|NORFOLK (Nov. 7, 2013) The amphibious transport dock ship USS San Antonio (LPD 17) returns to Naval Station Norfolk after completing an eight-month deployment. San Antonio was part of the Kearsarge Amphibious Ready Group supporting maritime security operations and theater security cooperation efforts in the U.S. 5th and 6th Fleet areas of responsibility. (U.S. Navy photo by Mass Communication Specialist 1st Class Julie Matyascik Released)|
No ship returns from deployment looking good, but every once and awhile we get to see the 'other' side of a ship returning home from deployment - and by other side, I'm talking about the side that doesn't face the pier.
USS San Antonio (LPD 17) was designed for regular six month deployments. The ship is less than eight years old, and the ship is returning from only her second deployment. The deployment was eight months, not six. Longer deployments are becoming increasingly common for all amphibious ship deployments.
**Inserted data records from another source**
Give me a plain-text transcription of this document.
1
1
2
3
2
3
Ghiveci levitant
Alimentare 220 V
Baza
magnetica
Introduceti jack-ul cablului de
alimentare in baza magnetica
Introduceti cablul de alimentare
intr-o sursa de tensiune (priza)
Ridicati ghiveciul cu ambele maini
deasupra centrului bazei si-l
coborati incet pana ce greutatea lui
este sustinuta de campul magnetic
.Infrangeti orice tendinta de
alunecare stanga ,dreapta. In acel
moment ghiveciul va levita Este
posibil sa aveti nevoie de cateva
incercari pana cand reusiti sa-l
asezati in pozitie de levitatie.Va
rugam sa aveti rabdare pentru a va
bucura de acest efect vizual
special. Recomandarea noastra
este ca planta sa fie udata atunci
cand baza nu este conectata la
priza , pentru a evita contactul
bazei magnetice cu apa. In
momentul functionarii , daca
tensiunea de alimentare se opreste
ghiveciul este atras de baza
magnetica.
The San Antonio class amphibious transport docks are designed to be optimally manned compared to the Austin class LPDs. Basically that means USS San Antonio (LPD 17) has 60 fewer sailors than the Austin class LPDs, even though USS San Antonio (LPD 17) is over 7000 tons bigger than the Austin class LPDs.
The San Antonio class LPDs are designed for a 40 year service life. The most recent US Navy shipbuilding plan is based upon these ships serving 43 years, not 40 years.
So in summary, at less than eight years old USS San Antonio (LPD 17) is looking pretty rough after returning from only her second deployment. At 25,000 tons the ship is
I lack confidence in this the plan to keep USS San Antonio (LPD 17) and her sister ships in service until 2049. It's hard to believe that any Navy and Marine Corps leaders actually believe this is a legitimate and workable plan.